Mr Cameron himself has, in effect, made that case since disposing of the investment and since becoming Prime Minister. He and George Osborne have said that merely abiding by the narrowest interpretation of the law is not good enough. The Blairmore fund, set up by Mr Cameron’s father, was in no way an example of the “aggressive tax avoidance” described by the Chancellor as “morally repugnant” in his 2012 Budget speech, but there are ethical gradations here. This Government’s record in the unending struggle to reduce tax avoidance and evasion is not terrible, but its credibility is undermined by Mr Cameron’s pride and carelessness.
In our view, therefore, the Prime Minister should be reprimanded for failing to register his offshore fund, but calls for his resignation go too far. Indeed, it would be to devalue the currency of demands for resignation were the official opposition to add to them.
On a purely practical level, the Prime Minister’s resignation would in any case be against the national interest. If it took effect immediately, it would probably mean that Mr Osborne took over until a Conservative leadership election could be held, at which point Boris Johnson would become Prime Minister. Whether or not that happened before the referendum on 23 June, such turbulence would only assist the cause of those who want to break up the European Union, and thus possibly the United Kingdom too.
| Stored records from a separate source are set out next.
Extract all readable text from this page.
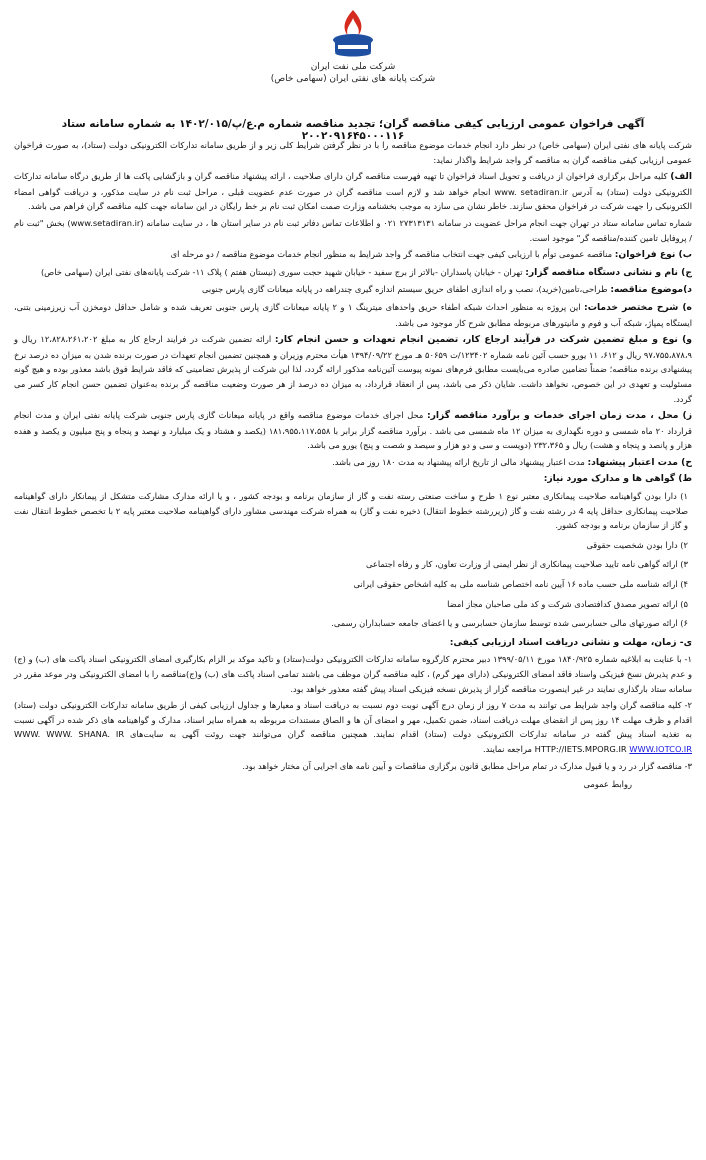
شرکت ملی نفت ایران
شرکت پایانه های نفتی ایران (سهامی خاص)
آگهی فراخوان عمومی ارزیابی کیفی مناقصه گران؛ تجدید مناقصه شماره م.ع/پ/۱۴۰۲/۰۱۵ به شماره سامانه ستاد ۲۰۰۲۰۹۱۶۴۵۰۰۰۱۱۶

شرکت پایانه های نفتی ایران (سهامی خاص) در نظر دارد انجام خدمات موضوع مناقصه را با در نظر گرفتن شرایط کلی زیر و از طریق سامانه تدارکات الکترونیکی دولت (ستاد)، به صورت فراخوان عمومی ارزیابی کیفی مناقصه گران به مناقصه گر واجد شرایط واگذار نماید:

الف) کلیه مراحل برگزاری فراخوان از دریافت و تحویل اسناد فراخوان تا تهیه فهرست مناقصه گران دارای صلاحیت ، ارائه پیشنهاد مناقصه گران و بازگشایی پاکت ها از طریق درگاه سامانه تدارکات الکترونیکی دولت (ستاد) به آدرس www. setadiran.ir انجام خواهد شد و لازم است مناقصه گران در صورت عدم عضویت قبلی ، مراحل ثبت نام در سایت مذکور، و دریافت گواهی امضاء الکترونیکی را جهت شرکت در فراخوان محقق سازند. خاطر نشان می سازد به موجب بخشنامه وزارت صمت امکان ثبت نام بر خط رایگان در این سامانه جهت کلیه مناقصه گران فراهم می باشد.

شماره تماس سامانه ستاد در تهران جهت انجام مراحل عضویت در سامانه ۲۷۳۱۳۱۳۱ ۰۲۱ و اطلاعات تماس دفاتر ثبت نام در سایر استان ها ، در سایت سامانه (www.setadiran.ir) بخش "ثبت نام / پروفایل تامین کننده/مناقصه گر" موجود است.

ب) نوع فراخوان: مناقصه عمومی توأم با ارزیابی کیفی جهت انتخاب مناقصه گر واجد شرایط به منظور انجام خدمات موضوع مناقصه / دو مرحله ای

ج) نام و نشانی دستگاه مناقصه گزار: تهران - خیابان پاسداران -بالاتر از برج سفید - خیابان شهید حجت سوری (نیستان هفتم ) پلاک ۱۱- شرکت پایانه‌های نفتی ایران (سهامی خاص)

د)موضوع مناقصه: طراحی،تامین(خرید)، نصب و راه اندازی اطفای حریق سیستم اندازه گیری چندراهه در پایانه میعانات گازی پارس جنوبی

ه) شرح مختصر خدمات: این پروژه به منظور احداث شبکه اطفاء حریق واحدهای میترینگ ۱ و ۲ پایانه میعانات گازی پارس جنوبی تعریف شده و شامل حداقل دومخزن آب زیرزمینی بتنی، ایستگاه پمپاژ، شبکه آب و فوم و مانیتورهای مربوطه مطابق شرح کار موجود می باشد.

و) نوع و مبلغ تضمین شرکت در فرآیند ارجاع کار، تضمین انجام تعهدات و حسن انجام کار: ارائه تضمین شرکت در فرایند ارجاع کار به مبلغ ۱۲،۸۲۸،۲۶۱،۲۰۲ ریال و ۹۷،۷۵۵،۸۷۸،۹ ریال و ۶۱۲، ۱۱ یورو حسب آئین نامه شماره ۱۲۳۴۰۲/ت ۵۰۶۵۹ هـ مورخ ۱۳۹۴/۰۹/۲۲ هیأت محترم وزیران و همچنین تضمین انجام تعهدات در صورت برنده شدن به میزان ده درصد نرخ پیشنهادی برنده مناقصه؛ ضمناً تضامین صادره می‌بایست مطابق فرم‌های نمونه پیوست آئین‌نامه مذکور ارائه گردد، لذا این شرکت از پذیرش تضامینی که فاقد شرایط فوق باشد معذور بوده و هیچ گونه مسئولیت و تعهدی در این خصوص، نخواهد داشت. شایان ذکر می باشد، پس از انعقاد قرارداد، به میزان ده درصد از هر صورت وضعیت مناقصه گر برنده به‌عنوان تضمین حسن انجام کار کسر می گردد.

ز) محل ، مدت زمان اجرای خدمات و برآورد مناقصه گزار: محل اجرای خدمات موضوع مناقصه واقع در پایانه میعانات گازی پارس جنوبی شرکت پایانه نفتی ایران و مدت انجام قرارداد ۲۰ ماه شمسی و دوره نگهداری به میزان ۱۲ ماه شمسی می باشد . برآورد مناقصه گزار برابر با ۱۸۱،۹۵۵،۱۱۷،۵۵۸ (یکصد و هشتاد و یک میلیارد و نهصد و پنجاه و پنج میلیون و یکصد و هفده هزار و پانصد و پنجاه و هشت) ریال و ۲۳۲،۳۶۵ (دویست و سی و دو هزار و سیصد و شصت و پنج) یورو می باشد.

ح) مدت اعتبار پیشنهاد: مدت اعتبار پیشنهاد مالی از تاریخ ارائه پیشنهاد به مدت ۱۸۰ روز می باشد.

ط) گواهی ها و مدارک مورد نیاز:

۱) دارا بودن گواهینامه صلاحیت پیمانکاری معتبر نوع ۱ طرح و ساخت صنعتی رسته نفت و گاز از سازمان برنامه و بودجه کشور ، و یا ارائه مدارک مشارکت متشکل از پیمانکار دارای گواهینامه صلاحیت پیمانکاری حداقل پایه 4 در رشته نفت و گاز (زیررشته خطوط انتقال) ذخیره نفت و گاز) به همراه شرکت مهندسی مشاور دارای گواهینامه صلاحیت معتبر پایه ۲ با تخصص خطوط انتقال نفت و گاز از سازمان برنامه و بودجه کشور.

۲) دارا بودن شخصیت حقوقی

۳) ارائه گواهی نامه تایید صلاحیت پیمانکاری از نظر ایمنی از وزارت تعاون، کار و رفاه اجتماعی

۴) ارائه شناسه ملی حسب ماده ۱۶ آیین نامه اختصاص شناسه ملی به کلیه اشخاص حقوقی ایرانی

۵) ارائه تصویر مصدق کدافتصادی شرکت و کد ملی صاحبان مجاز امضا

۶) ارائه صورتهای مالی حسابرسی شده توسط سازمان حسابرسی و یا اعضای جامعه حسابداران رسمی.

ی- زمان، مهلت و نشانی دریافت اسناد ارزیابی کیفی:

۱- با عنایت به ابلاغیه شماره ۱۸۴۰/۹۲۵ مورخ ۱۳۹۹/۰۵/۱۱ دبیر محترم کارگروه سامانه تدارکات الکترونیکی دولت(ستاد) و تاکید موکد بر الزام بکارگیری امضای الکترونیکی اسناد پاکت های (ب) و (ج) و عدم پذیرش نسخ فیزیکی واسناد فاقد امضای الکترونیکی (دارای مهر گرم) ، کلیه مناقصه گران موظف می باشند تمامی اسناد پاکت های (ب) و(ج)مناقصه را با امضای الکترونیکی ودر موعد مقرر در سامانه ستاد بارگذاری نمایند در غیر اینصورت مناقصه گزار از پذیرش نسخه فیزیکی اسناد پیش گفته معذور خواهد بود.

۲- کلیه مناقصه گران واجد شرایط می توانند به مدت ۷ روز از زمان درج آگهی نوبت دوم نسبت به دریافت اسناد و معیارها و جداول ارزیابی کیفی از طریق سامانه تدارکات الکترونیکی دولت (ستاد) اقدام و ظرف مهلت ۱۴ روز پس از انقضای مهلت دریافت اسناد، ضمن تکمیل، مهر و امضای آن ها و الصاق مستندات مربوطه به همراه سایر اسناد، مدارک و گواهینامه های ذکر شده در آگهی نسبت به تغذیه اسناد پیش گفته در سامانه تدارکات الکترونیکی دولت (ستاد) اقدام نمایند. همچنین مناقصه گران می‌توانند جهت روئت آگهی به سایت‌های WWW. WWW. SHANA. IR HTTP://IETS.MPORG.IR WWW.IOTCO.IR مراجعه نمایند.

۳- مناقصه گزار در رد و یا قبول مدارک در تمام مراحل مطابق قانون برگزاری مناقصات و آیین نامه های اجرایی آن مختار خواهد بود.

روابط عمومی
Raging at the Prime Minister’s hypocrisy might make some people feel better, but it will do nothing to make global tax regimes more transparent. Some of the other policies that have been much touted this week are equally beside the point. This newspaper has always been in favour of openness, but requiring politicians to publish their tax returns would, by definition, do little to curb the use of tax-avoiding vehicles. Publishing the tax returns of all citizens, as they do in Norway, Sweden and Finland, might be an even better idea in principle, but again would disclose only income and assets that were liable to tax.
In the end, there is no alternative to the hard and unglamorous work of international negotiation. If Mr Cameron has been embarrassed into redoubling his efforts at next month’s tax conference, so much the better.